Never again to Pakistan?

Chris Jensen Burke

Chris Jensen Burke

Lakpa Sherpa is looking at the black side too. “It seems I cannot go to Pakistan ever,” the 25-year-old told the Kathmandu based newspaper “The Himalayan Times”. “I spent several months preparing myself for the K2 expedition, but I now feel I have been betrayed for no reason.” Among others, Lakpa stood four times on top of Mount Everest, twice on the summit of K 2. This summer season, Lakpa wanted to become the first climber who scaled K 2 three times.

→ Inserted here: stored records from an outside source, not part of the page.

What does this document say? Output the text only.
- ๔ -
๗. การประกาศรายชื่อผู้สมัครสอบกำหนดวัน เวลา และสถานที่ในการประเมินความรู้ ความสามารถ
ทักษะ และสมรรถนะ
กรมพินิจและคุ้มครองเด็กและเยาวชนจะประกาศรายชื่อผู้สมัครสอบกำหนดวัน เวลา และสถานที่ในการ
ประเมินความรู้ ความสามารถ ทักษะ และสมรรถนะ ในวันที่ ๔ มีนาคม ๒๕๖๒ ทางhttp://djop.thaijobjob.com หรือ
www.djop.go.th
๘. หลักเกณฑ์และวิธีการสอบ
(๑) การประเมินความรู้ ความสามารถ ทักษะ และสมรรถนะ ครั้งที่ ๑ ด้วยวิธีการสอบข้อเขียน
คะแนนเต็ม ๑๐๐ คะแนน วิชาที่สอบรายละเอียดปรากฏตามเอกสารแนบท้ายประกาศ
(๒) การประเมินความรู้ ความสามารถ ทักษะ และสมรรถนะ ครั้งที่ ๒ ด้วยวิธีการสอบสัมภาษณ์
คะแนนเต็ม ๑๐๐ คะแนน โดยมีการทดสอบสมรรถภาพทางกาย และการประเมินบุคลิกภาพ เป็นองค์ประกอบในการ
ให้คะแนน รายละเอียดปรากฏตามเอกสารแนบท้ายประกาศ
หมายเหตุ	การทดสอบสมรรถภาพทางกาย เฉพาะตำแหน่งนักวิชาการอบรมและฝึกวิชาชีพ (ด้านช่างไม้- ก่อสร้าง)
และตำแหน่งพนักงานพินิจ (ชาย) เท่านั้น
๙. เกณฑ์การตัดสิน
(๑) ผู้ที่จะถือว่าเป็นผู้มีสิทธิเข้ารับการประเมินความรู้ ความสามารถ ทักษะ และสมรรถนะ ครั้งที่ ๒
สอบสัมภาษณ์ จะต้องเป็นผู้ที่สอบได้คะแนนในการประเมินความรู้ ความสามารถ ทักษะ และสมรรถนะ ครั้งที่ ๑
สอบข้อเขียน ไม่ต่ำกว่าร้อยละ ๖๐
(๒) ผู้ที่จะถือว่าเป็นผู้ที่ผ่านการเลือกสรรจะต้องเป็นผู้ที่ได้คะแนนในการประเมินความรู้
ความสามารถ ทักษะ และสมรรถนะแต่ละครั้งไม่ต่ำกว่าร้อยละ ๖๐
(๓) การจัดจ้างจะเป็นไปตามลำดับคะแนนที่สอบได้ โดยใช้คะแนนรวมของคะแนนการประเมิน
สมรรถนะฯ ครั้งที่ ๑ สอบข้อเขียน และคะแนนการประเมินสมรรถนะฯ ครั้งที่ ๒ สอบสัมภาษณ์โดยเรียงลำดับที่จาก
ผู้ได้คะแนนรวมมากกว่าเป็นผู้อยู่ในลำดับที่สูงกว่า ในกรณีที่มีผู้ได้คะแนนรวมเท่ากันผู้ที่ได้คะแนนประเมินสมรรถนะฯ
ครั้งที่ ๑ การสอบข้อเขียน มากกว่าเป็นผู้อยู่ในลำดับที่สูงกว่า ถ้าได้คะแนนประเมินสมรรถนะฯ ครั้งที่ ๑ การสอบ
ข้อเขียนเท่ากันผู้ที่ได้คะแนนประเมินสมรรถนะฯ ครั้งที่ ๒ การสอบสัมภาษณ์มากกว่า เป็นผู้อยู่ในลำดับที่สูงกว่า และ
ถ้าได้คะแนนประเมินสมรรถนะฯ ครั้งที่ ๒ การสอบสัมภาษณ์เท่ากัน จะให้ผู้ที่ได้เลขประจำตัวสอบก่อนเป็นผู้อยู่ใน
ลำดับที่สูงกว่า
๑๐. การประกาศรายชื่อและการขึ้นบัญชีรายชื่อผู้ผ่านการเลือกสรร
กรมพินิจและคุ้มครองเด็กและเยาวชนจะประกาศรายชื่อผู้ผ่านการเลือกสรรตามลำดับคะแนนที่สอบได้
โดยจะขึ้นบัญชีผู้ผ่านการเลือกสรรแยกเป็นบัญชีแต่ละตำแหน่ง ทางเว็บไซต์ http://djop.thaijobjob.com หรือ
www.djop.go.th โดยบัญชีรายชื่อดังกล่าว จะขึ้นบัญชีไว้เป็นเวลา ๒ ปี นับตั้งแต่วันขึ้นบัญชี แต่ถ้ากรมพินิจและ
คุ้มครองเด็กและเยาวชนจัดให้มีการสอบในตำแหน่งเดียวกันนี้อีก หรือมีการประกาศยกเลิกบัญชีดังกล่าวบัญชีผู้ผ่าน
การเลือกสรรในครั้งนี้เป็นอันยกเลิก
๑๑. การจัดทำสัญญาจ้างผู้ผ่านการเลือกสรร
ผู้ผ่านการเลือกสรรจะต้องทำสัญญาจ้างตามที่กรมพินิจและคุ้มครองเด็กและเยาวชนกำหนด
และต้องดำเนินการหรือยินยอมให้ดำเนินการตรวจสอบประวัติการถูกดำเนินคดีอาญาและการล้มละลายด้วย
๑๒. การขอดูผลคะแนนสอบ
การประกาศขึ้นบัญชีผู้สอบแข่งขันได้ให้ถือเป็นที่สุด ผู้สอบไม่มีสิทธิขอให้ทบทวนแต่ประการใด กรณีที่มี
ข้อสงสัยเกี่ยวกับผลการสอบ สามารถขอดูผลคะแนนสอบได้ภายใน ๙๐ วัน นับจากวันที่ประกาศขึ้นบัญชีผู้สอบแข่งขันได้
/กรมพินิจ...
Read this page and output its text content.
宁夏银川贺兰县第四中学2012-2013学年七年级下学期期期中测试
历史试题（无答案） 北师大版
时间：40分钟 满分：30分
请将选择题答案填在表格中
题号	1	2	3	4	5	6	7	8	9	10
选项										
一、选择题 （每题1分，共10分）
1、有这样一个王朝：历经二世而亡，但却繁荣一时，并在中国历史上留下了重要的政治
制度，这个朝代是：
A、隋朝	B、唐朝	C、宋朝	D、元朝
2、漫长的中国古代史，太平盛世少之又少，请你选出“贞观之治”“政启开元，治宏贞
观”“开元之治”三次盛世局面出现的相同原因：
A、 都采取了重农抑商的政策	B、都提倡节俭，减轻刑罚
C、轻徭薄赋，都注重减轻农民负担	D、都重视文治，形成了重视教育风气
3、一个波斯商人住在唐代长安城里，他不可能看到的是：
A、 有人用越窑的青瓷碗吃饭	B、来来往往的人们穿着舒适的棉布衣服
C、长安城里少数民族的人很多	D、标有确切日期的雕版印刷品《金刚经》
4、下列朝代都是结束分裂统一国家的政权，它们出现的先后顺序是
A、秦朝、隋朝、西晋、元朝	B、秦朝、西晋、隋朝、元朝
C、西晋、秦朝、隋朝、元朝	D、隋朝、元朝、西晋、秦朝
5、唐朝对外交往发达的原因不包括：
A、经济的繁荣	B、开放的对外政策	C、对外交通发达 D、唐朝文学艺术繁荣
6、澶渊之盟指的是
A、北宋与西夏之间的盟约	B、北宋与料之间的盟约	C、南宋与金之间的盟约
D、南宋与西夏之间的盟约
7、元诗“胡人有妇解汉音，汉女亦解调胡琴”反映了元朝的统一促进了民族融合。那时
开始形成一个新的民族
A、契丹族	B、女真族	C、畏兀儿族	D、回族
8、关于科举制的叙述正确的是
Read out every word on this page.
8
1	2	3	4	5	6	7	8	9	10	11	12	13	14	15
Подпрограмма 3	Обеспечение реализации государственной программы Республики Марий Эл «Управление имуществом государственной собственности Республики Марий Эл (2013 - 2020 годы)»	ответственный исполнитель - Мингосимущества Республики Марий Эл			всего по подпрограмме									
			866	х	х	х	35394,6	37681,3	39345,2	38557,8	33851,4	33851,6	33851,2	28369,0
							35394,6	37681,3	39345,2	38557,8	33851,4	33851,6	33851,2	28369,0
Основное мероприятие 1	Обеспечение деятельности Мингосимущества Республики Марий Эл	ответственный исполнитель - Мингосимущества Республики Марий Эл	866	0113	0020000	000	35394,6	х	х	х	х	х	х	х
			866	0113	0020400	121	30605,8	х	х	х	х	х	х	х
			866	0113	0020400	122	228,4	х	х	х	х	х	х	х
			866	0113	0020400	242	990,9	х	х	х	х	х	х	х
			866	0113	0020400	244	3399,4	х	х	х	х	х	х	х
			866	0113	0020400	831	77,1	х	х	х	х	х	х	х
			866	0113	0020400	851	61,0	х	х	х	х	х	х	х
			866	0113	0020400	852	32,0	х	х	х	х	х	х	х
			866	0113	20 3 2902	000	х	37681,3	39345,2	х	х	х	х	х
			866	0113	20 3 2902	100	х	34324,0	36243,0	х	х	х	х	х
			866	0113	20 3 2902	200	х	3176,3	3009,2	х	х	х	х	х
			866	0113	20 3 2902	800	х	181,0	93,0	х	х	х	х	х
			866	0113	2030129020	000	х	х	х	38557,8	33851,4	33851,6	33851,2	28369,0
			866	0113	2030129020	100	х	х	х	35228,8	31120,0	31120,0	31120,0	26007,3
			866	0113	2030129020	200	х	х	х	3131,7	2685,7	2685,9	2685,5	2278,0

Chris Jensen Burke had planned to climb Nanga Parbat and was also registered for Broad Peak. The 47-year-old has scaled nine eight-thousanders so far, most recently Annapurna in early May.

Better reputation

Porters in the Karakoram

Porters in the Karakoram

According to still unconfirmed information that I received from Pakistan, the authorities have not only refused Chris and Lakpa the entry, but at least three other climbers. There is speculation in the climbers’ scene that the country’s government wants to give a sign against the common practice of western expedition operator to employ rather Sherpas from Nepal than Pakistani staff. In recent decades, the Sherpas have gained a better reputation than their Pakistani counterparts, not just as high altitude porters, but as mountain guides too. “The costs for Nepalese porters are a bit higher but the advantages prevail,” says, for example, a bidding for a 2017 K 2 expedition of Swiss operator Kobler & Partner. “So as long the Pakistani Government allows expedition teams to hire sherpas from Nepal, we will gladly make use of this opportunity.”

“Alpine Club doesn’t care about their people”

Muhammad Ali (l.) and Simone Moro on top of Nanga Parbat

Muhammad Ali (l.) and Simone Moro on top of Nanga Parbat

“In my opinion, the Pakistani Alpine Club is largely responsible for this situation,” said Muhammad Ali “Sadpara”: “They show no interest in their alpinists, neither in improving their skills and work conditions.” According to Ali, who last February belonged to the climbers who first climbed Nanga Parbat in winter, Sherpas now dominate 80 percent of the business, “and it will be 100 percent soon.” Actions such as those against Chris Jensen Burke and Lakpa Sherpa could be an indication that the government of Pakistan wants to take countermeasures.

Harassment because of cricket job?

Or is it simply pure arbitrariness? Last year, South African Mike Horn had complained that his team had been stuck in the town of Skardu for more than two weeks before they were allowed to travel to K 2. The team had been sent back at a military check point, despite valid visas and permits. Only when his friend, the former Pakistani cricket star Wasim Akram, stepped in, they finally could move on, said Horn. Mike’s suspicion: His team was delayed because he had coached an Indian cricket team before.